Massage: Bindegewebs-Massage

Was ist eine Bindegewebs-Massage?

Die Bindegewebs-Massage ist eine therapeutische Massageart. Die Technik dieser Massage besteht darin, die Haut in Bezug auf Muskeln, Knochen und Sehnen zu verschieben. Sie wird entlang der Muskelfasern, entlang der Ränder der Sehnen, der Befestigungsstellen der Muskeln, der Faszien und der Gelenkkapseln durchgeführt.

Der Effekt auf alle Gewebeschichten erfolgt hauptsächlich mit dem mittleren und vierten Finger, die genau in den massierten Bereich passen sollten. Die Bindegewebs-Massage beginnt bei gesunden Geweben mit einem Übergang zu schmerzhaften. Die Fingerbewegungen sollten weich und ohne Stöße sein.

Wann setzt man die Bindegewebs-Massage ein?

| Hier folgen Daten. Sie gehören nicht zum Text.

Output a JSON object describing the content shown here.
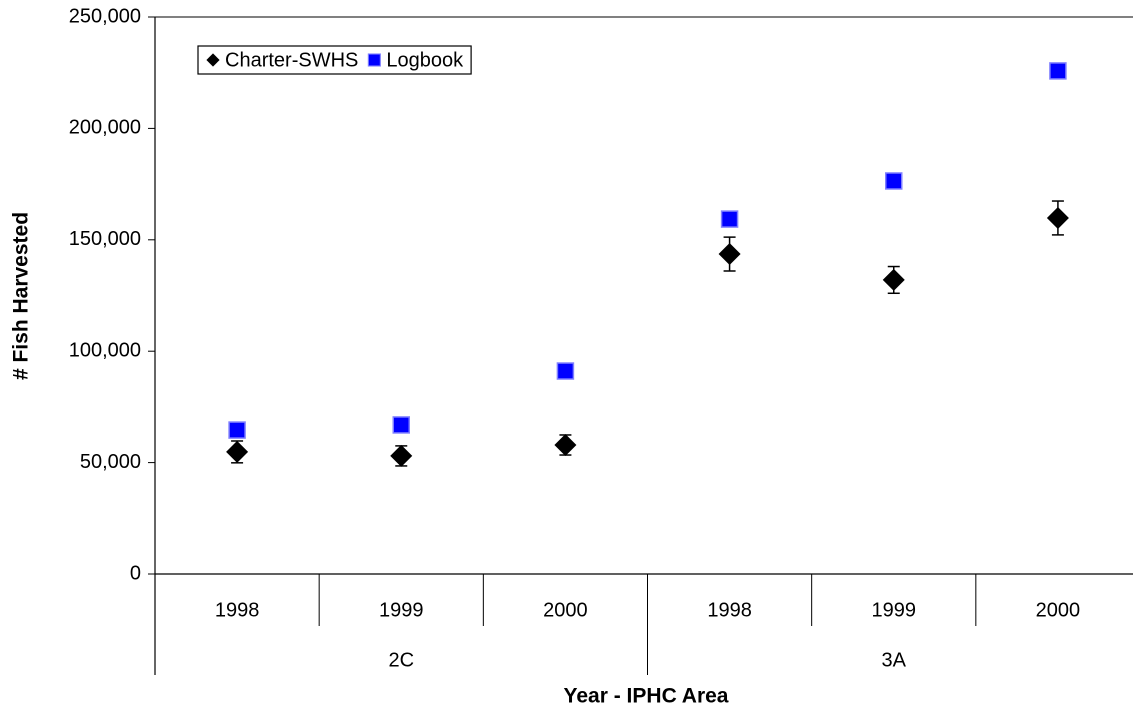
{
  "chart_data": {
    "type": "scatter",
    "x_label": "Year - IPHC Area",
    "y_label": "# Fish Harvested",
    "category_groups": [
      {
        "name": "2C",
        "categories": [
          "1998",
          "1999",
          "2000"
        ]
      },
      {
        "name": "3A",
        "categories": [
          "1998",
          "1999",
          "2000"
        ]
      }
    ],
    "series": [
      {
        "name": "Charter-SWHS",
        "marker": "diamond",
        "color": "#000000",
        "values": [
          54800,
          53000,
          57900,
          143600,
          132000,
          159800
        ],
        "errors": [
          4900,
          4500,
          4500,
          7600,
          6000,
          7600
        ]
      },
      {
        "name": "Logbook",
        "marker": "square",
        "color": "#0000ff",
        "values": [
          64600,
          66900,
          91100,
          159300,
          176400,
          225800
        ]
      }
    ],
    "ylim": [
      0,
      250000
    ],
    "yticks": [
      0,
      {
        "value": 50000,
        "label": "50,000"
      },
      {
        "value": 100000,
        "label": "100,000"
      },
      {
        "value": 150000,
        "label": "150,000"
      },
      {
        "value": 200000,
        "label": "200,000"
      },
      {
        "value": 250000,
        "label": "250,000"
      }
    ],
    "grid": false,
    "legend": "top-left"
  }
}
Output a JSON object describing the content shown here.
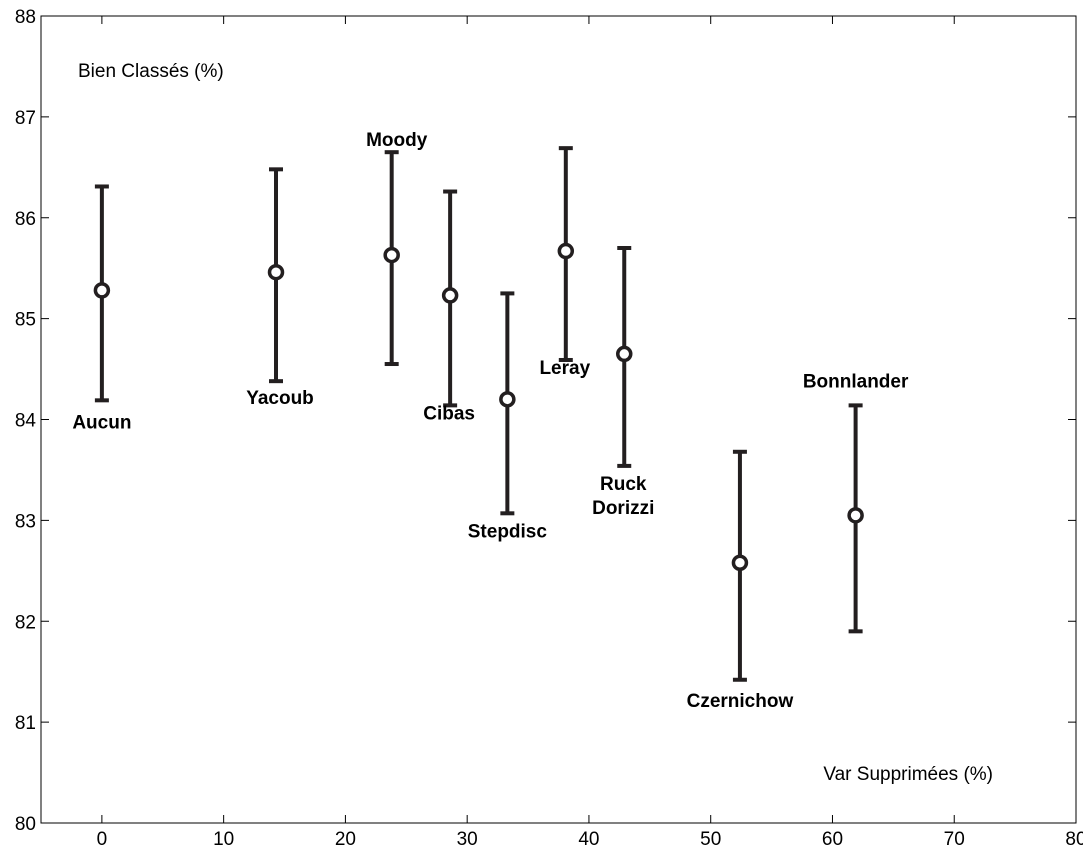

Eine Bindegewebs-Massage wird bei verschiedenen Erkrankungen der inneren Organe sowie bei Erkrankungen des Bewegungsapparates eingesetzt. Diese Art der Massage ist auch bei Blutergüssen und Verstauchungen anwendbar, die Schmerzen in den Gliedmaßen verursachen.

Indikationen für eine Bindegewebs-Massage sind daher Muskelschmerzen oder Ischias (Ischiasnerventzündung). Durch die Massage erholt sich der Körper schneller. Mithilfe der Bindegewebs-Massage lassen sich Schmerzen und Schwindelgefühle bewältigen.

Welche Techniken umfasst diese Massageform?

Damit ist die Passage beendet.